Results In this heavily pre-treated pt population with poor prognosis, 62% had primary refractory disease (defined as no complete remission [CR] or relapse within 3 mos of frontline therapy), 26% had failed a prior autologous stem cell transplant (SCT), and 72% had ALK-negative disease. As previously reported, the ORR with brentuximab vedotin was 86% (50 of 58 pts) and the CR rate was 59% (34 of 58 pts). At the time of this analysis (datacut June 2013), all pts had discontinued treatment and the median observation time from first dose was 33.4 mos (range, 0.8-45.6). The median duration of objective response for all pts was 13.2 mos (95% CI: 5.7, 26.3) and the median duration of response for pts who obtained a CR was 26.3 mos (95% CI: 13.2, -). Of the 34 pts who achieved a CR, 16 (47%) remained in remission at the time of this analysis. Thirty-seven of 58 pts (64%) were alive at the time of last follow up. The median progression-free survival (PFS) for all pts was 14.6 mos and the median OS has not yet been reached. The estimated 3-year survival rate was 63% (95% CI: 51%, 76%). Median OS for pts who obtained a CR has not yet been reached while median OS for pts who did not obtain a CR was 7.7 mos (95% CI: 4.5, 13.7). Median OS for pts with PET-negative disease at Cycle 4 has not yet been reached while median OS for pts with PET-positive disease at Cycle 4 was 14.6 mos. After discontinuing treatment in the study, 17 pts (29%) received a hematopoietic SCT (9 allogeneic, 8 autologous). The median PFS has not yet been met for the group of pts who achieved a CR and received a subsequent SCT (95% CI: 14.6, -), while the median PFS for the group who achieved a CR and did not receive post-treatment SCT was 18.4 mos (95% CI: 8.4, 33.7). As previously reported, adverse events (AEs) in ≥20% of pts were peripheral sensory neuropathy (41%), nausea (40%), fatigue (38%), pyrexia (34%), diarrhea (29%), rash (24%), constipation (22%), and neutropenia (21%). The majority of AEs were Grade 1 or 2 in severity.

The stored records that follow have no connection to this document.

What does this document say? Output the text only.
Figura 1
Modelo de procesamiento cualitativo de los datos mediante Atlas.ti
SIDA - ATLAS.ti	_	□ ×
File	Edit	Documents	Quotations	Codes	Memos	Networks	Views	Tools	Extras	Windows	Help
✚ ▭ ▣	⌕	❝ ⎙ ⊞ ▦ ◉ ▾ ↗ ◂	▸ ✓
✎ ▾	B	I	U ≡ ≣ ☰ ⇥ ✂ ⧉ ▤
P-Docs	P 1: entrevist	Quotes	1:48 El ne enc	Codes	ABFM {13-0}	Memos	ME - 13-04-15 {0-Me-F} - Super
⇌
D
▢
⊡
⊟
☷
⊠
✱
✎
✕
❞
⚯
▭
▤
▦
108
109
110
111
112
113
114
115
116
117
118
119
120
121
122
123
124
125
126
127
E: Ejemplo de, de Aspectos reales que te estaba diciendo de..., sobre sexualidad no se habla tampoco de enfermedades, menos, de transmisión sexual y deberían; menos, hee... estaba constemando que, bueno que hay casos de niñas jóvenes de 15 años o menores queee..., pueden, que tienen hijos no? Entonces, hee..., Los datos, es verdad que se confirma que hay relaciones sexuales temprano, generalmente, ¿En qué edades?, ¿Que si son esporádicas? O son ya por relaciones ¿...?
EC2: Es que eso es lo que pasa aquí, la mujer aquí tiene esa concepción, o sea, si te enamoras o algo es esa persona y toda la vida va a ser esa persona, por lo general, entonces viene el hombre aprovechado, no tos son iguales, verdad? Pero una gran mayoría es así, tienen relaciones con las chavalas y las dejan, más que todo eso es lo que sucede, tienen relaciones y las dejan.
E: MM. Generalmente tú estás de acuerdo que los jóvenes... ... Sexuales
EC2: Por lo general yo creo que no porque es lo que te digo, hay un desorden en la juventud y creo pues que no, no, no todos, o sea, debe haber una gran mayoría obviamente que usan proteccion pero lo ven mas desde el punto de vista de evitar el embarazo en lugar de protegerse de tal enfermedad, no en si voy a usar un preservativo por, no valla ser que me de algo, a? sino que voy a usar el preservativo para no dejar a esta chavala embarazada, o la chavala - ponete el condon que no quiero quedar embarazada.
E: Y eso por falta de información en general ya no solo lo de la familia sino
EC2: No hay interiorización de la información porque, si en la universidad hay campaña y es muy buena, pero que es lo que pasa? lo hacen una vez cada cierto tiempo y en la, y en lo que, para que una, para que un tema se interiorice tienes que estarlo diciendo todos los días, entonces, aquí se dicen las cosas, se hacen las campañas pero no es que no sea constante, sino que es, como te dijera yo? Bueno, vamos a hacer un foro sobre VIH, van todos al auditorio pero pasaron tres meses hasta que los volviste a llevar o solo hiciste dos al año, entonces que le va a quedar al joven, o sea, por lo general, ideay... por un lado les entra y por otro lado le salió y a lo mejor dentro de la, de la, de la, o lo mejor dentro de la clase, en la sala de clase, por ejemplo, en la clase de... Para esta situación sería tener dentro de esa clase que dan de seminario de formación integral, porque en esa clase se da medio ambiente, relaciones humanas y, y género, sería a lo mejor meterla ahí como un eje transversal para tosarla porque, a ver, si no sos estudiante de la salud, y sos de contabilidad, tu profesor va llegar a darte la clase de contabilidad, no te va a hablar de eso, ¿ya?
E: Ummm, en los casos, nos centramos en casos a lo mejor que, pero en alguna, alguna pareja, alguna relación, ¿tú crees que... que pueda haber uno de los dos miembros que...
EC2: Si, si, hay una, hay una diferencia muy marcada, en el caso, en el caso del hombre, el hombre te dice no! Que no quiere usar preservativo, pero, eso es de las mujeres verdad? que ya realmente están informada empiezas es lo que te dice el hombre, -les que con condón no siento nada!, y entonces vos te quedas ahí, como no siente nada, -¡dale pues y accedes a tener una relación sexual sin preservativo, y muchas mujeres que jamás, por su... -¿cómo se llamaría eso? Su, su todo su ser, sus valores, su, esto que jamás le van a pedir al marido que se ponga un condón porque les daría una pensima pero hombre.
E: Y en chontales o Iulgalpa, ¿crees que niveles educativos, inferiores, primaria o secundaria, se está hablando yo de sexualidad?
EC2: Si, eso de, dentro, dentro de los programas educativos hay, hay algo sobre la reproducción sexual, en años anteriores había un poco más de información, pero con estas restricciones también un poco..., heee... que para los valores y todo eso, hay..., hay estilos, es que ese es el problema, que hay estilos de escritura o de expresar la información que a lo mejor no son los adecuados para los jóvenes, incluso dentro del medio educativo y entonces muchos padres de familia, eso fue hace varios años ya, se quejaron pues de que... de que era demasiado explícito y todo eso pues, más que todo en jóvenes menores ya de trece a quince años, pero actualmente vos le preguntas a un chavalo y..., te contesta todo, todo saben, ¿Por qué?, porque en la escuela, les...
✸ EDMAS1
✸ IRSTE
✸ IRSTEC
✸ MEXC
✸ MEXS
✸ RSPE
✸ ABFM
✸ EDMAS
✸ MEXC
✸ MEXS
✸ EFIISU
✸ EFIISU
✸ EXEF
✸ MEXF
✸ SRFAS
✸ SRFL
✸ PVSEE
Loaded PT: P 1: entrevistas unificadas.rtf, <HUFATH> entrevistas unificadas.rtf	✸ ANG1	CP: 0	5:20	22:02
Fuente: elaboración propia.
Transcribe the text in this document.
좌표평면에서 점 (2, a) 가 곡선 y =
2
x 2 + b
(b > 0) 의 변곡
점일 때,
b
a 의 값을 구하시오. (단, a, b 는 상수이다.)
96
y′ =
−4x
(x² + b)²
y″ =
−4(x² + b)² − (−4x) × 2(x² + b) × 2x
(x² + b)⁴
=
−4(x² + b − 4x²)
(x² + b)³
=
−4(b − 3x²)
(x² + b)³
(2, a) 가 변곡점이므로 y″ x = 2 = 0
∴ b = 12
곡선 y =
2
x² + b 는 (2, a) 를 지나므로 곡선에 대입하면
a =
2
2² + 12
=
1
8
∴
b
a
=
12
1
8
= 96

Conclusions After a median observation time of 33.4 mos from first dose of brentuximab vedotin, 64% of pts with relapsed or refractory sALCL were alive at the time of last follow up and the median OS has not yet been reached. Pts who achieved a CR with brentuximab vedotin experienced longer OS than pts who did not achieve a CR and early PET-negative status appeared to be important for long-term survival. These long-term follow-up results further underscore the durability of clinical benefit obtained with brentuximab vedotin. A randomized phase 3 study is being conducted to evaluate brentuximab vedotin in combination with cyclophosphamide, doxorubicin, and prednisone for frontline treatment of CD30-positive mature T-cell lymphomas, including sALCL (ClinicalTrials.gov #NCT01777152).

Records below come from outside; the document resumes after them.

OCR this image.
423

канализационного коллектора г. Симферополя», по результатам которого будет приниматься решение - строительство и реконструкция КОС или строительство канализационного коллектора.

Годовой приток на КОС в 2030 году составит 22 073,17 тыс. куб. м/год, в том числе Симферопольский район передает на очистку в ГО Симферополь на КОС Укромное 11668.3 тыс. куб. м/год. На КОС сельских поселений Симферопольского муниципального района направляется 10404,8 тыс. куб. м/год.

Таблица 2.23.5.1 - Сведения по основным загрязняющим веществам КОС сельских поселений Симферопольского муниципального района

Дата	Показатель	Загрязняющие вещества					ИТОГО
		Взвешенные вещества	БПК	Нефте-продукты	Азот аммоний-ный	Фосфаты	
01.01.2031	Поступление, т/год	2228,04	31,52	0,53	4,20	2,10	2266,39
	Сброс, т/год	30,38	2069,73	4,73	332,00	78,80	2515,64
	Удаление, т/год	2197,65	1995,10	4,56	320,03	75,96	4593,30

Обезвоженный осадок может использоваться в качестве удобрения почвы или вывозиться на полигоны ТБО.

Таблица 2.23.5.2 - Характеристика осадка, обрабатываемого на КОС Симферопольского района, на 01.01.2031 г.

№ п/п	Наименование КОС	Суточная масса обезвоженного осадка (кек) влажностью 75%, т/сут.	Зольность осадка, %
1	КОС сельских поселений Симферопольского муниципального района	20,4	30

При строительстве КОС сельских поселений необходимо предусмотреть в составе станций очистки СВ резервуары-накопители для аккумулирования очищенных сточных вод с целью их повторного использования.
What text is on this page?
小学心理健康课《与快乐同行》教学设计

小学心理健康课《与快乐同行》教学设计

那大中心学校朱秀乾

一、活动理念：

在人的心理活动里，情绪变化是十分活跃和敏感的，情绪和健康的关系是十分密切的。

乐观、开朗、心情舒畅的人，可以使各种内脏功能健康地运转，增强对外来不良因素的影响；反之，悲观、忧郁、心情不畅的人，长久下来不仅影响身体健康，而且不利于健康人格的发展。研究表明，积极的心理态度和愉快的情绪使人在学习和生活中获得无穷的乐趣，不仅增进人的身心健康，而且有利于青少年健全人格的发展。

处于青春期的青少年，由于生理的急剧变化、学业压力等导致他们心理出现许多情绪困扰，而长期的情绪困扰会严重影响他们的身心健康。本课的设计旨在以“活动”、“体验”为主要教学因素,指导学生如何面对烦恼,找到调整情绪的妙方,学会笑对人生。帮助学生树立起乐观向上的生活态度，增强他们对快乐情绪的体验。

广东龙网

Disclosures: Pro: Seattle Genetics, Inc.: Advisory/Scientific board membership and travel expenses Other, Consultancy, Research Funding. Advani: Seattle Genetics, Inc.: Advisory/Scientific Board Membership Other, Research Funding. Brice: Seattle Genetics, Inc.: Honoraria, Research Funding. Bartlett: Seattle Genetics, Inc.: Advisory/Scientific Board Membership and Travel Expenses Other, Research Funding. Rosenblatt: Seattle Genetics, Inc.: Research Funding. Illidge: Seattle Genetics, Inc.: Consultancy, Research Funding. Matous: Seattle Genetics, Inc.: Research Funding, Speakers Bureau. Ramchandren: Seattle Genetics, Inc.: Research Funding, Speakers Bureau. Fanale: Seattle Genetics, Inc.: Advisory/Scientific Board Membership and Travel Expenses Other, Consultancy, Honoraria, Research Funding. Connors: F Hoffmann-La Roche: Research Funding; Roche Canada: Research Funding. Yang: Seattle Genetics, Inc.: Employment, Equity Ownership. Huebner: Takeda: Equity Ownership; Takeda Cambridge US: Employment. Kennedy: Seattle Genetics, Inc.: Employment, Equity Ownership. Shustov: Seattle Genetics, Inc.: Advisory/Scientific Board Membership Other, Honoraria, Research Funding, Speakers Bureau.

  • * Asterisk with author names denotes non-ASH members.